Mi sento strana però, è come se mi trattenessi ( probabilmente per proteggermi) è come se avessi messo dei paletti nei confronti di mio marito, allo stato attuale pur essendo sempre convinta di voler ricucire il rapporto, sono molto prudente, contengo/limito anche eventuali slanci di affetto : ma non lo faccio di proposito.
 

Allegati

Diletta

Utente di lunga data
Grazie di cuore Apollonia per il gentil pensiero ! :forza:
Spero sia così. Che sia l'inizio della risalita, e spero di non cadere troppe volte.
Mi sento strana però, è come se mi trattenessi ( probabilmente per proteggermi) è come se avessi messo dei paletti nei confronti di mio marito, allo stato attuale pur essendo sempre convinta di voler ricucire il rapporto, sono molto prudente, contengo/limito anche eventuali slanci di affetto : ma non lo faccio di proposito.

Fa tutto parte del percorso di "ricucitura".
Il distacco emotivo è una bella trovata dell'animo per proteggersi e guarda che funziona!
Così come gli slanci di affetto: quando ne hai voglia li esprimi perché fa piacere a te, quello che gratifica lui sarà sempre secondario di qui in poi!
Forza e avanti così! :):up:
 

Un_fiordiloto

Utente di lunga data
Fa tutto parte del percorso di "ricucitura".
Il distacco emotivo è una bella trovata dell'animo per proteggersi e guarda che funziona!
Così come gli slanci di affetto: quando ne hai voglia li esprimi perché fa piacere a te, quello che gratifica lui sarà sempre secondario di qui in poi!
Forza e avanti così! :):up:
Grazie Diletta :) Inizio a credere che funzioni veramente.
Come dicevo, inizio a stare un po' meglio, quindi anche il mio umore è sicuramente in salita, si respira un'aria non dico serena, ma quanto meno non c'è più quella tensione da tagliare con il coltello. Non mi va di tornare sempre sull'argomento con mio marito, lo evito proprio perché meno ci penso e meglio sto.
Però a volte mi chiedo e su questo mi piacerebbe confrontarmi con voi ( che ci siete già passate...) non vorrei che mio marito pensasse : " ecco è fatta, sta superando, sta risalendo", scusate, non è facile da spiegare, non voglio passare la mia vita a sbattergli in faccia ciò che ha fatto, ma non vorrei nemmeno che desse tutto per scontato..
 

disincantata

Utente di lunga data
Grazie Diletta :) Inizio a credere che funzioni veramente.
Come dicevo, inizio a stare un po' meglio, quindi anche il mio umore è sicuramente in salita, si respira un'aria non dico serena, ma quanto meno non c'è più quella tensione da tagliare con il coltello. Non mi va di tornare sempre sull'argomento con mio marito, lo evito proprio perché meno ci penso e meglio sto.
Però a volte mi chiedo e su questo mi piacerebbe confrontarmi con voi ( che ci siete già passate...) non vorrei che mio marito pensasse : " ecco è fatta, sta superando, sta risalendo", scusate, non è facile da spiegare, non voglio passare la mia vita a sbattergli in faccia ciò che ha fatto, ma non vorrei nemmeno che desse tutto per scontato..

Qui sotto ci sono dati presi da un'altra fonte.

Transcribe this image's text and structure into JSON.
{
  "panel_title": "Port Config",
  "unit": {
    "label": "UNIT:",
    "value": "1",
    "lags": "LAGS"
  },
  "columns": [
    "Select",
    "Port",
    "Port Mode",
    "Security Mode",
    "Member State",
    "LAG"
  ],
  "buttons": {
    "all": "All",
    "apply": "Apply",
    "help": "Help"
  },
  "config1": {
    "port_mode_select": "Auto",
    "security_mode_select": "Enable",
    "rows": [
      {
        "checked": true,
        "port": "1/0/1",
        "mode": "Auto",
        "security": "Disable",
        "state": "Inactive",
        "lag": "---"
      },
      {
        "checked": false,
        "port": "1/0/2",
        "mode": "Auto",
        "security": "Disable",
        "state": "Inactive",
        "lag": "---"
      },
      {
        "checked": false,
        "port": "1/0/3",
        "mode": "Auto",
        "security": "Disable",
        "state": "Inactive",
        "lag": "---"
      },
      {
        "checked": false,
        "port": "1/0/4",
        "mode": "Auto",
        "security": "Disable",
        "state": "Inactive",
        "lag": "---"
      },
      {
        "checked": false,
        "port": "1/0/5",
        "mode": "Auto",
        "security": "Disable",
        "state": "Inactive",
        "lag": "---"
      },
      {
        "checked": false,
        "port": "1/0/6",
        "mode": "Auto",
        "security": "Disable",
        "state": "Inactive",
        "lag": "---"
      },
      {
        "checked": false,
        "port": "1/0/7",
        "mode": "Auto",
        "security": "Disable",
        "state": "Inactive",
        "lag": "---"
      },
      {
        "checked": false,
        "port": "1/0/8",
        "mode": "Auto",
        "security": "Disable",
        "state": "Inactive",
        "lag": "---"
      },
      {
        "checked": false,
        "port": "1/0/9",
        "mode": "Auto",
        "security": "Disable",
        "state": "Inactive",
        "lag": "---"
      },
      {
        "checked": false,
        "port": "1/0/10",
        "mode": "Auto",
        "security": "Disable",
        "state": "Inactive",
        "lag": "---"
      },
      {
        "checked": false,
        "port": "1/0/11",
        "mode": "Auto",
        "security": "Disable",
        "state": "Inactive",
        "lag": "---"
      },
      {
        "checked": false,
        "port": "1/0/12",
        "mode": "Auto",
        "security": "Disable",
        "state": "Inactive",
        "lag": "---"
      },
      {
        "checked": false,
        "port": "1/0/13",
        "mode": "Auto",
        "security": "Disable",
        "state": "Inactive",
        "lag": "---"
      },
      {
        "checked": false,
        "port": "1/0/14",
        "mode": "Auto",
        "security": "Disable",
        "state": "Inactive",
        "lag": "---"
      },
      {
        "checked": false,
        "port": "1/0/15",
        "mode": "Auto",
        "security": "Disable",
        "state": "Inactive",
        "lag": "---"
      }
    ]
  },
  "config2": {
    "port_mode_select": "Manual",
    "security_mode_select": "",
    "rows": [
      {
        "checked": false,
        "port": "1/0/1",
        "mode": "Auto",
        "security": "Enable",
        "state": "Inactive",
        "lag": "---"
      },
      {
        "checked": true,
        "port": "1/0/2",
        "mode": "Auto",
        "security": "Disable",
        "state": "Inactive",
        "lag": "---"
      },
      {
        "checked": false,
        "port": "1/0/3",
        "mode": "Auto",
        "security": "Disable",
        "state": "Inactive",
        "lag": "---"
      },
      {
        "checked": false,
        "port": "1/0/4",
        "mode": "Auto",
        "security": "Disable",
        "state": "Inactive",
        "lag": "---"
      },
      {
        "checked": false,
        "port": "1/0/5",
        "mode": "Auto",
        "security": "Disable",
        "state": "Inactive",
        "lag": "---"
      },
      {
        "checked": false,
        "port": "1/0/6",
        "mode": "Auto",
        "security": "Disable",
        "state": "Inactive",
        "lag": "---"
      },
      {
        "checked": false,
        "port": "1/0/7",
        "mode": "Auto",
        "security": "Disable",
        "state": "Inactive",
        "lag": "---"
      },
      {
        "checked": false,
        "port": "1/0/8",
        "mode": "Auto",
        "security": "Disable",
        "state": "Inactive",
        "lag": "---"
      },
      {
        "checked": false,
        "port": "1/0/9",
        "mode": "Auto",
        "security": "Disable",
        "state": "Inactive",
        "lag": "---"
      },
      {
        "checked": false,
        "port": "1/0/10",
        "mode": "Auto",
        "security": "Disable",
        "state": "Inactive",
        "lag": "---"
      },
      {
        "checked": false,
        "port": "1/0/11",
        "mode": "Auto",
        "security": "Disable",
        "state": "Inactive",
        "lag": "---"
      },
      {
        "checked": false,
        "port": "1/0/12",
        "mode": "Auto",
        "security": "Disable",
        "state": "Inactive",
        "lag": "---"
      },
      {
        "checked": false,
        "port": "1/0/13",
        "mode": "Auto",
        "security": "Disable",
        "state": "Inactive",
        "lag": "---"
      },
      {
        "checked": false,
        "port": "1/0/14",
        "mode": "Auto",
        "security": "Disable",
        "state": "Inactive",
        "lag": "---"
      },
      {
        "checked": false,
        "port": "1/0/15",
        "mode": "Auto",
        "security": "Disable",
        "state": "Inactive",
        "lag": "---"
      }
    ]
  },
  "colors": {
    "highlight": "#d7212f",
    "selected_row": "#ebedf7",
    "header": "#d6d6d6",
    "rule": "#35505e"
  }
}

Loro, i traditori, detestano parlarne. Ovvio che sperano sempre di averla fatta franca. Noi ci stanchiamo di fare domande, di parlare con chi risponde a monosillabe, di chi apparentemente vorrebbe dimenticare, non sappiamo neppure noi cosa vorremmo sentirci dire, in pratica e' stato detto tutto il dicibile, il resto non lo sapremo mai.

Con il passare dei mesi degli anni, fa meno male ma il ricordo e' e resta quotidiano.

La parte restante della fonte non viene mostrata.